Regression Model Validation - Lab

Introduction

In this lab, you'll be able to validate your Ames Housing data model using a train-test split.

Objectives

You will be able to:

  • Perform a train-test split
  • Prepare training and testing data for modeling
  • Compare training and testing errors to determine if model is over or underfitting

Let's Use Our Ames Housing Data Again!

We included the code to load the data below.

# Run this cell without changes
import pandas as pd
import numpy as np
ames = pd.read_csv('ames.csv', index_col=0)
ames

Perform a Train-Test Split

Use train_test_split (documentation here) with the default split size. At the end you should have X_train, X_test, y_train, and y_test variables, where y represents SalePrice and X represents all other columns. It is also important to set a random state so that your results will be repeatable.

# Your code here: split the data into training and test sets

Prepare Both Sets for Modeling

This code is completed for you and should work as long as the correct variables were created.

# Run this cell without changes
from sklearn.preprocessing import FunctionTransformer, OneHotEncoder

continuous = ['LotArea', '1stFlrSF', 'GrLivArea']
categoricals = ['BldgType', 'KitchenQual', 'Street']

# Instantiate transformers
log_transformer = FunctionTransformer(np.log, validate=True)
ohe = OneHotEncoder(drop='first', sparse=False)

# Fit transformers
log_transformer.fit(X_train[continuous])
ohe.fit(X_train[categoricals])

# Transform training data
X_train = pd.concat([
    pd.DataFrame(log_transformer.transform(X_train[continuous]), index=X_train.index),
    pd.DataFrame(ohe.transform(X_train[categoricals]), index=X_train.index)
], axis=1)

# Transform test data
X_test = pd.concat([
    pd.DataFrame(log_transformer.transform(X_test[continuous]), index=X_test.index),
    pd.DataFrame(ohe.transform(X_test[categoricals]), index=X_test.index)
], axis=1)

Fit a Linear Regression on the Training Data

# Your code here: import the linear regression model class, initialize a model
# Your code here: fit the model to train data

Evaluate and Validate Model

Generate Predictions on Training and Test Sets

# Your code here: generate predictions for both sets

Calculate the Mean Squared Error (MSE)

You can use mean_squared_error from scikit-learn (documentation here).

# Your code here: calculate training and test MSE

If your test error is substantially worse than the train error, this is a sign that the model doesn't generalize well to future cases.

One simple way to demonstrate overfitting and underfitting is to alter the size of our train-test split. By default, scikit-learn allocates 25% of the data to the test set and 75% to the training set. Fitting a model on only 10% of the data is apt to lead to underfitting, while training a model on 99% of the data is apt to lead to overfitting.
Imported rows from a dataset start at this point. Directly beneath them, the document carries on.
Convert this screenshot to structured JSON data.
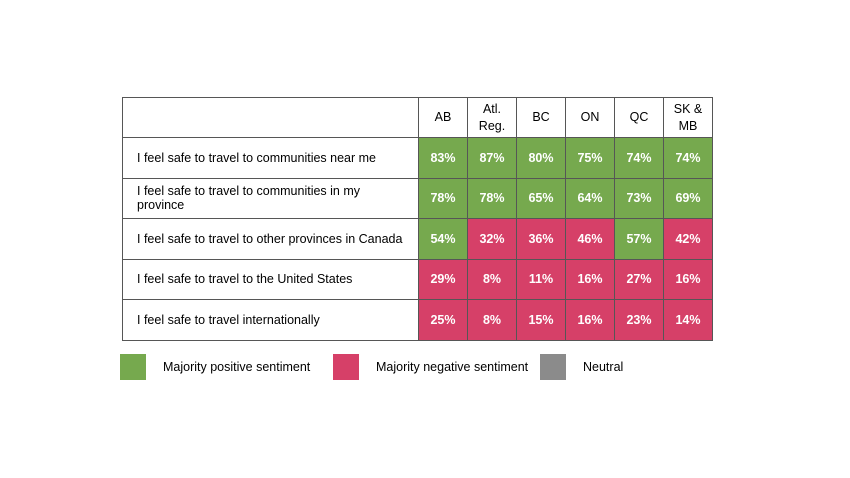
{
  "table": {
    "columns": [
      "AB",
      "Atl. Reg.",
      "BC",
      "ON",
      "QC",
      "SK & MB"
    ],
    "rows": [
      {
        "label": "I feel safe to travel to communities near me",
        "values": [
          "83%",
          "87%",
          "80%",
          "75%",
          "74%",
          "74%"
        ],
        "sentiments": [
          "positive",
          "positive",
          "positive",
          "positive",
          "positive",
          "positive"
        ],
        "colors": [
          "#76a94e",
          "#76a94e",
          "#76a94e",
          "#76a94e",
          "#76a94e",
          "#76a94e"
        ]
      },
      {
        "label": "I feel safe to travel to communities in my province",
        "values": [
          "78%",
          "78%",
          "65%",
          "64%",
          "73%",
          "69%"
        ],
        "sentiments": [
          "positive",
          "positive",
          "positive",
          "positive",
          "positive",
          "positive"
        ],
        "colors": [
          "#76a94e",
          "#76a94e",
          "#76a94e",
          "#76a94e",
          "#76a94e",
          "#76a94e"
        ]
      },
      {
        "label": "I feel safe to travel to other provinces in Canada",
        "values": [
          "54%",
          "32%",
          "36%",
          "46%",
          "57%",
          "42%"
        ],
        "sentiments": [
          "positive",
          "negative",
          "negative",
          "negative",
          "positive",
          "negative"
        ],
        "colors": [
          "#76a94e",
          "#d64068",
          "#d64068",
          "#d64068",
          "#76a94e",
          "#d64068"
        ]
      },
      {
        "label": "I feel safe to travel to the United States",
        "values": [
          "29%",
          "8%",
          "11%",
          "16%",
          "27%",
          "16%"
        ],
        "sentiments": [
          "negative",
          "negative",
          "negative",
          "negative",
          "negative",
          "negative"
        ],
        "colors": [
          "#d64068",
          "#d64068",
          "#d64068",
          "#d64068",
          "#d64068",
          "#d64068"
        ]
      },
      {
        "label": "I feel safe to travel internationally",
        "values": [
          "25%",
          "8%",
          "15%",
          "16%",
          "23%",
          "14%"
        ],
        "sentiments": [
          "negative",
          "negative",
          "negative",
          "negative",
          "negative",
          "negative"
        ],
        "colors": [
          "#d64068",
          "#d64068",
          "#d64068",
          "#d64068",
          "#d64068",
          "#d64068"
        ]
      }
    ]
  },
  "legend": {
    "items": [
      {
        "label": "Majority positive sentiment",
        "color": "#76a94e"
      },
      {
        "label": "Majority negative sentiment",
        "color": "#d64068"
      },
      {
        "label": "Neutral",
        "color": "#8b8b8b"
      }
    ]
  },
  "chart_data": {
    "type": "heatmap",
    "x_labels": [
      "AB",
      "Atl. Reg.",
      "BC",
      "ON",
      "QC",
      "SK & MB"
    ],
    "y_labels": [
      "I feel safe to travel to communities near me",
      "I feel safe to travel to communities in my province",
      "I feel safe to travel to other provinces in Canada",
      "I feel safe to travel to the United States",
      "I feel safe to travel internationally"
    ],
    "values_percent": [
      [
        83,
        87,
        80,
        75,
        74,
        74
      ],
      [
        78,
        78,
        65,
        64,
        73,
        69
      ],
      [
        54,
        32,
        36,
        46,
        57,
        42
      ],
      [
        29,
        8,
        11,
        16,
        27,
        16
      ],
      [
        25,
        8,
        15,
        16,
        23,
        14
      ]
    ],
    "cell_sentiment": [
      [
        "positive",
        "positive",
        "positive",
        "positive",
        "positive",
        "positive"
      ],
      [
        "positive",
        "positive",
        "positive",
        "positive",
        "positive",
        "positive"
      ],
      [
        "positive",
        "negative",
        "negative",
        "negative",
        "positive",
        "negative"
      ],
      [
        "negative",
        "negative",
        "negative",
        "negative",
        "negative",
        "negative"
      ],
      [
        "negative",
        "negative",
        "negative",
        "negative",
        "negative",
        "negative"
      ]
    ],
    "legend": [
      {
        "label": "Majority positive sentiment",
        "color": "#76a94e"
      },
      {
        "label": "Majority negative sentiment",
        "color": "#d64068"
      },
      {
        "label": "Neutral",
        "color": "#8b8b8b"
      }
    ],
    "legend_position": "bottom",
    "grid": true
  }
}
Level Up: Evaluate the Effect of Train-Test Split Size

Iterate over a range of train-test split sizes from .5 to .9. For each of these, generate a new train/test split sample. Preprocess both sets of data. Fit a model to the training sample and calculate both the training error and the test error (MSE) for each of these splits. Plot these two curves (train error vs. training size and test error vs. training size) on a graph.

# Your code here

Extension

Repeat the previous example, but for each train-test split size, generate 10 iterations of models/errors and save the average train/test error. This will help account for any particularly good/bad models that might have resulted from poor/good splits in the data.

# Your code here

What's happening here? Evaluate your result!

Summary

Congratulations! You now practiced your knowledge of MSE and used your train-test split skills to validate your model.